Ten scientific articles in dental radiology had their original abstracts collected, while another 10 articles had their methodology and results added to a ChatGPT prompt to generate an abstract. All abstracts were randomised and compiled into a single file for subsequent assessment. Five evaluators classified whether the abstract was generated by a human using a 5-point scale and provided justifications within seven aspects: formatting, information accuracy, orthography, punctuation, terminology, text fluency, and writing style. Furthermore, an online GPT detector provided "Human Score" values, and a plagiarism detector assessed similarity with existing literature.

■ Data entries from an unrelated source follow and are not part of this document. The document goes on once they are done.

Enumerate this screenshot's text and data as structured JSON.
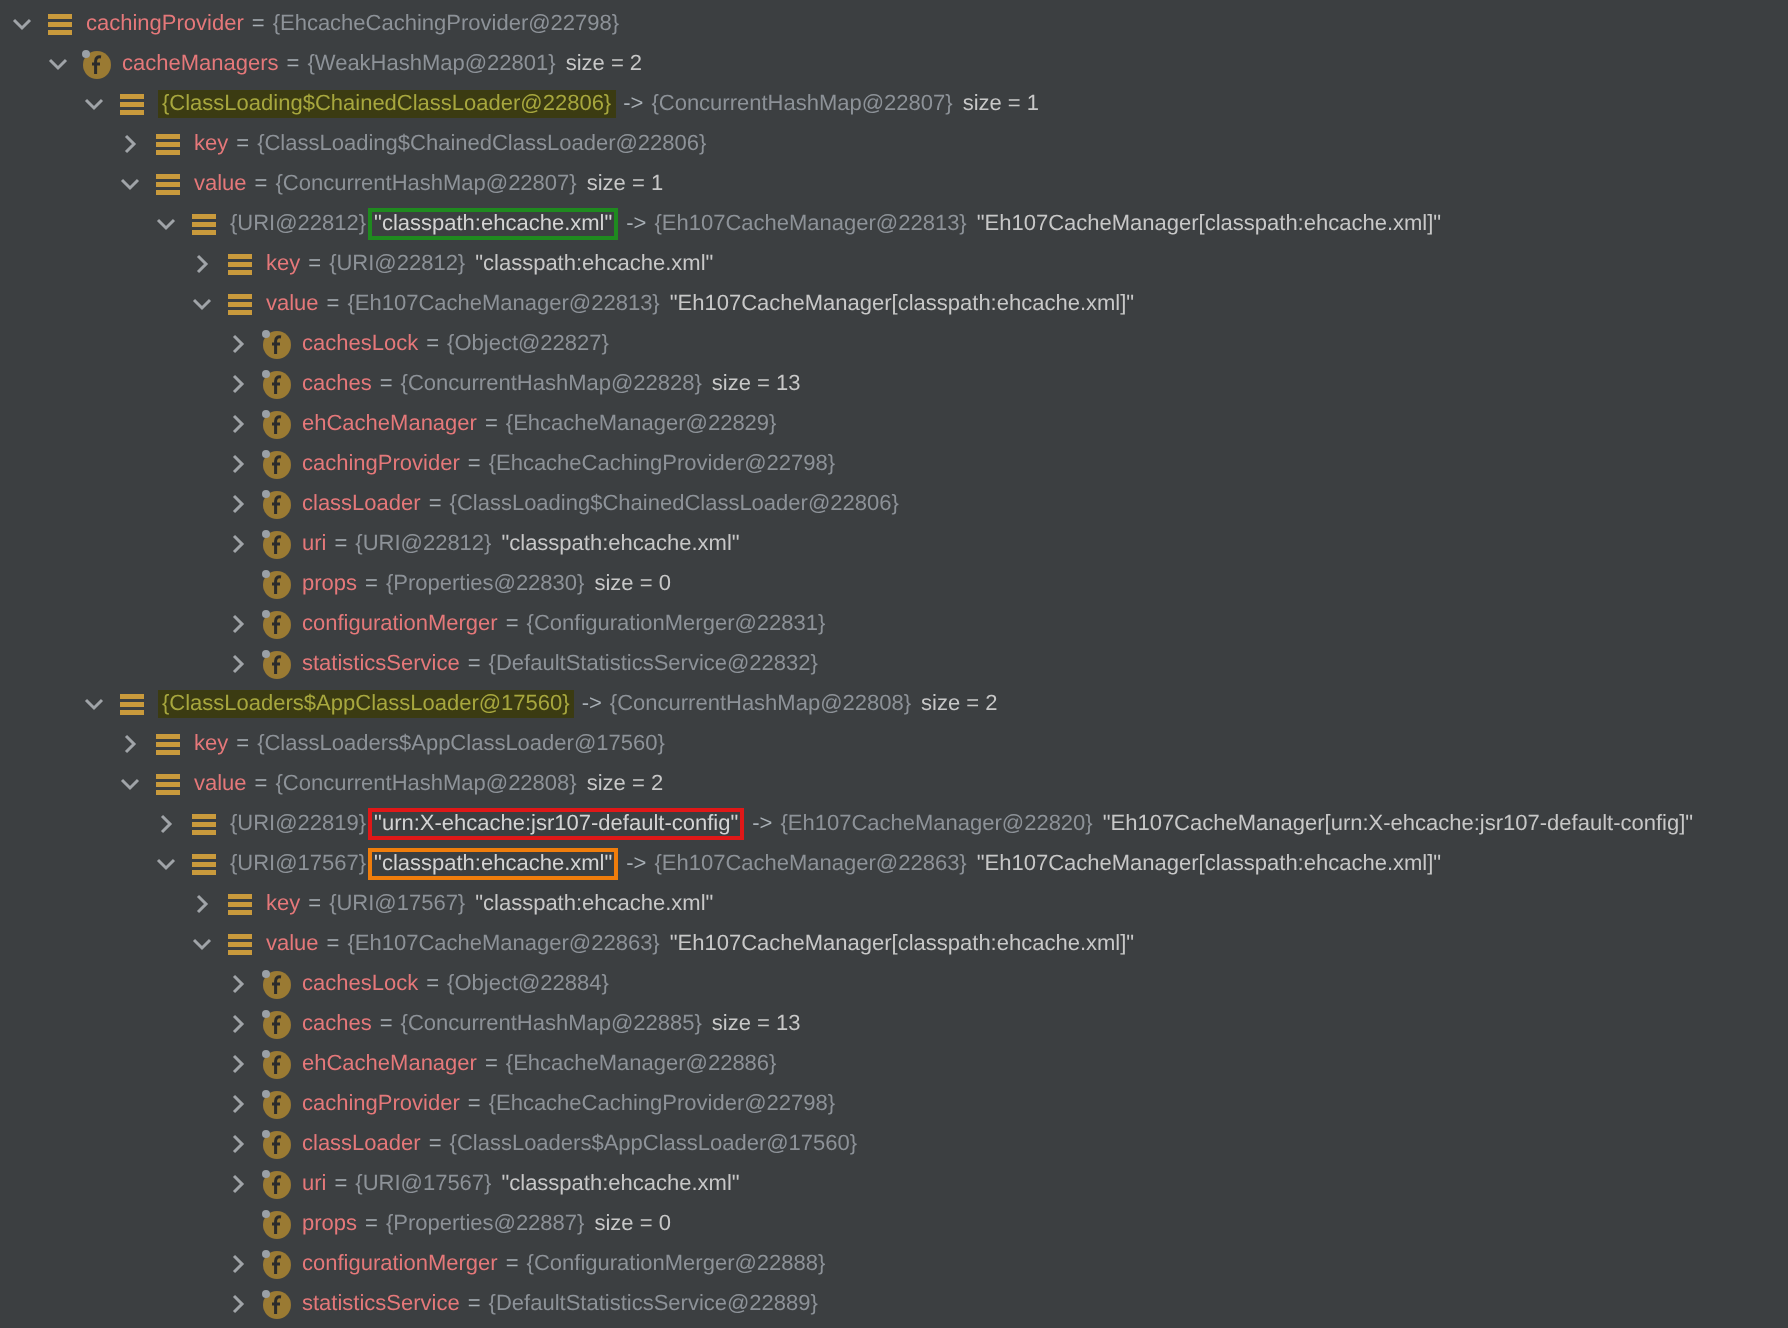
{
  "tree": [
    {
      "kind": "list",
      "expandable": true,
      "expanded": true,
      "name": "cachingProvider",
      "op": "=",
      "ref": "{EhcacheCachingProvider@22798}",
      "children": [
        {
          "kind": "field",
          "expandable": true,
          "expanded": true,
          "name": "cacheManagers",
          "op": "=",
          "ref": "{WeakHashMap@22801}",
          "size": "size = 2",
          "children": [
            {
              "kind": "list",
              "expandable": true,
              "expanded": true,
              "key": {
                "text": "{ClassLoading$ChainedClassLoader@22806}",
                "kind": "highlight"
              },
              "op": "->",
              "ref": "{ConcurrentHashMap@22807}",
              "size": "size = 1",
              "children": [
                {
                  "kind": "list",
                  "expandable": true,
                  "expanded": false,
                  "name": "key",
                  "op": "=",
                  "ref": "{ClassLoading$ChainedClassLoader@22806}"
                },
                {
                  "kind": "list",
                  "expandable": true,
                  "expanded": true,
                  "name": "value",
                  "op": "=",
                  "ref": "{ConcurrentHashMap@22807}",
                  "size": "size = 1",
                  "children": [
                    {
                      "kind": "list",
                      "expandable": true,
                      "expanded": true,
                      "key_ref": "{URI@22812}",
                      "key": {
                        "text": "\"classpath:ehcache.xml\"",
                        "kind": "box",
                        "color": "#1f8a1f"
                      },
                      "op": "->",
                      "ref": "{Eh107CacheManager@22813}",
                      "value": "\"Eh107CacheManager[classpath:ehcache.xml]\"",
                      "children": [
                        {
                          "kind": "list",
                          "expandable": true,
                          "expanded": false,
                          "name": "key",
                          "op": "=",
                          "ref": "{URI@22812}",
                          "value": "\"classpath:ehcache.xml\""
                        },
                        {
                          "kind": "list",
                          "expandable": true,
                          "expanded": true,
                          "name": "value",
                          "op": "=",
                          "ref": "{Eh107CacheManager@22813}",
                          "value": "\"Eh107CacheManager[classpath:ehcache.xml]\"",
                          "children": [
                            {
                              "kind": "field",
                              "expandable": true,
                              "expanded": false,
                              "name": "cachesLock",
                              "op": "=",
                              "ref": "{Object@22827}"
                            },
                            {
                              "kind": "field",
                              "expandable": true,
                              "expanded": false,
                              "name": "caches",
                              "op": "=",
                              "ref": "{ConcurrentHashMap@22828}",
                              "size": "size = 13"
                            },
                            {
                              "kind": "field",
                              "expandable": true,
                              "expanded": false,
                              "name": "ehCacheManager",
                              "op": "=",
                              "ref": "{EhcacheManager@22829}"
                            },
                            {
                              "kind": "field",
                              "expandable": true,
                              "expanded": false,
                              "name": "cachingProvider",
                              "op": "=",
                              "ref": "{EhcacheCachingProvider@22798}"
                            },
                            {
                              "kind": "field",
                              "expandable": true,
                              "expanded": false,
                              "name": "classLoader",
                              "op": "=",
                              "ref": "{ClassLoading$ChainedClassLoader@22806}"
                            },
                            {
                              "kind": "field",
                              "expandable": true,
                              "expanded": false,
                              "name": "uri",
                              "op": "=",
                              "ref": "{URI@22812}",
                              "value": "\"classpath:ehcache.xml\""
                            },
                            {
                              "kind": "field",
                              "expandable": false,
                              "name": "props",
                              "op": "=",
                              "ref": "{Properties@22830}",
                              "size": "size = 0"
                            },
                            {
                              "kind": "field",
                              "expandable": true,
                              "expanded": false,
                              "name": "configurationMerger",
                              "op": "=",
                              "ref": "{ConfigurationMerger@22831}"
                            },
                            {
                              "kind": "field",
                              "expandable": true,
                              "expanded": false,
                              "name": "statisticsService",
                              "op": "=",
                              "ref": "{DefaultStatisticsService@22832}"
                            }
                          ]
                        }
                      ]
                    }
                  ]
                }
              ]
            },
            {
              "kind": "list",
              "expandable": true,
              "expanded": true,
              "key": {
                "text": "{ClassLoaders$AppClassLoader@17560}",
                "kind": "highlight"
              },
              "op": "->",
              "ref": "{ConcurrentHashMap@22808}",
              "size": "size = 2",
              "children": [
                {
                  "kind": "list",
                  "expandable": true,
                  "expanded": false,
                  "name": "key",
                  "op": "=",
                  "ref": "{ClassLoaders$AppClassLoader@17560}"
                },
                {
                  "kind": "list",
                  "expandable": true,
                  "expanded": true,
                  "name": "value",
                  "op": "=",
                  "ref": "{ConcurrentHashMap@22808}",
                  "size": "size = 2",
                  "children": [
                    {
                      "kind": "list",
                      "expandable": true,
                      "expanded": false,
                      "key_ref": "{URI@22819}",
                      "key": {
                        "text": "\"urn:X-ehcache:jsr107-default-config\"",
                        "kind": "box",
                        "color": "#e01818"
                      },
                      "op": "->",
                      "ref": "{Eh107CacheManager@22820}",
                      "value": "\"Eh107CacheManager[urn:X-ehcache:jsr107-default-config]\""
                    },
                    {
                      "kind": "list",
                      "expandable": true,
                      "expanded": true,
                      "key_ref": "{URI@17567}",
                      "key": {
                        "text": "\"classpath:ehcache.xml\"",
                        "kind": "box",
                        "color": "#f07d0c"
                      },
                      "op": "->",
                      "ref": "{Eh107CacheManager@22863}",
                      "value": "\"Eh107CacheManager[classpath:ehcache.xml]\"",
                      "children": [
                        {
                          "kind": "list",
                          "expandable": true,
                          "expanded": false,
                          "name": "key",
                          "op": "=",
                          "ref": "{URI@17567}",
                          "value": "\"classpath:ehcache.xml\""
                        },
                        {
                          "kind": "list",
                          "expandable": true,
                          "expanded": true,
                          "name": "value",
                          "op": "=",
                          "ref": "{Eh107CacheManager@22863}",
                          "value": "\"Eh107CacheManager[classpath:ehcache.xml]\"",
                          "children": [
                            {
                              "kind": "field",
                              "expandable": true,
                              "expanded": false,
                              "name": "cachesLock",
                              "op": "=",
                              "ref": "{Object@22884}"
                            },
                            {
                              "kind": "field",
                              "expandable": true,
                              "expanded": false,
                              "name": "caches",
                              "op": "=",
                              "ref": "{ConcurrentHashMap@22885}",
                              "size": "size = 13"
                            },
                            {
                              "kind": "field",
                              "expandable": true,
                              "expanded": false,
                              "name": "ehCacheManager",
                              "op": "=",
                              "ref": "{EhcacheManager@22886}"
                            },
                            {
                              "kind": "field",
                              "expandable": true,
                              "expanded": false,
                              "name": "cachingProvider",
                              "op": "=",
                              "ref": "{EhcacheCachingProvider@22798}"
                            },
                            {
                              "kind": "field",
                              "expandable": true,
                              "expanded": false,
                              "name": "classLoader",
                              "op": "=",
                              "ref": "{ClassLoaders$AppClassLoader@17560}"
                            },
                            {
                              "kind": "field",
                              "expandable": true,
                              "expanded": false,
                              "name": "uri",
                              "op": "=",
                              "ref": "{URI@17567}",
                              "value": "\"classpath:ehcache.xml\""
                            },
                            {
                              "kind": "field",
                              "expandable": false,
                              "name": "props",
                              "op": "=",
                              "ref": "{Properties@22887}",
                              "size": "size = 0"
                            },
                            {
                              "kind": "field",
                              "expandable": true,
                              "expanded": false,
                              "name": "configurationMerger",
                              "op": "=",
                              "ref": "{ConfigurationMerger@22888}"
                            },
                            {
                              "kind": "field",
                              "expandable": true,
                              "expanded": false,
                              "name": "statisticsService",
                              "op": "=",
                              "ref": "{DefaultStatisticsService@22889}"
                            }
                          ]
                        }
                      ]
                    }
                  ]
                }
              ]
            }
          ]
        }
      ]
    }
  ]
}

Sensitivity values for detecting human writing ranged from 0.20 to 0.70, with a mean of 0.58; specificity values ranged from 0.40 to 0.90, with a mean of 0.62; and accuracy values ranged from 0.50 to 0.80, with a mean of 0.60. Orthography and Punctuation were the most indicated aspects for the abstract generated by ChatGPT. The GPT detector revealed confidence levels for a "Human Score" of 16.9% for the AI-generated texts and plagiarism levels averaging 35%.
The GPT exhibited commendable performance in generating scientific abstracts when evaluated by humans, as the generated abstracts were indistinguishable from those generated by humans. When evaluated by an online GPT detector, the use of GPT became apparent.
评估生成式预训练变换器(GPT)在生成牙科科学摘要方面的性能。
收集了10篇牙科放射学领域的科学文章的原始摘要,另外10篇文章则将其方法和结果添加到ChatGPT提示中以生成摘要。所有摘要均被随机化并汇编成一个文件以供后续评估。五名评估人员使用5分制对摘要是否由人工生成进行分类,并在七个方面提供理由:格式、信息准确性、拼写、标点、术语、文本流畅性和写作风格。此外,一个在线GPT检测器提供了“人类分数”值,一个抄袭检测器评估了与现有文献的相似度。
检测人工写作的灵敏度值范围为0.20至0.70,平均为0.58;特异性值范围为0.40至0.90,平均为0.62;准确性值范围为0.50至0.80,平均为0.60。拼写和标点是ChatGPT生成的摘要中最受关注的方面。GPT检测器显示,人工智能生成的文本的“人类分数”置信水平为16.9%,抄袭水平平均为35%。
当由人类评估时,GPT在生成科学摘要方面表现出值得称赞的性能,因为生成的摘要与人工生成的摘要难以区分。当由在线GPT检测器评估时,GPT的使用就变得明显了。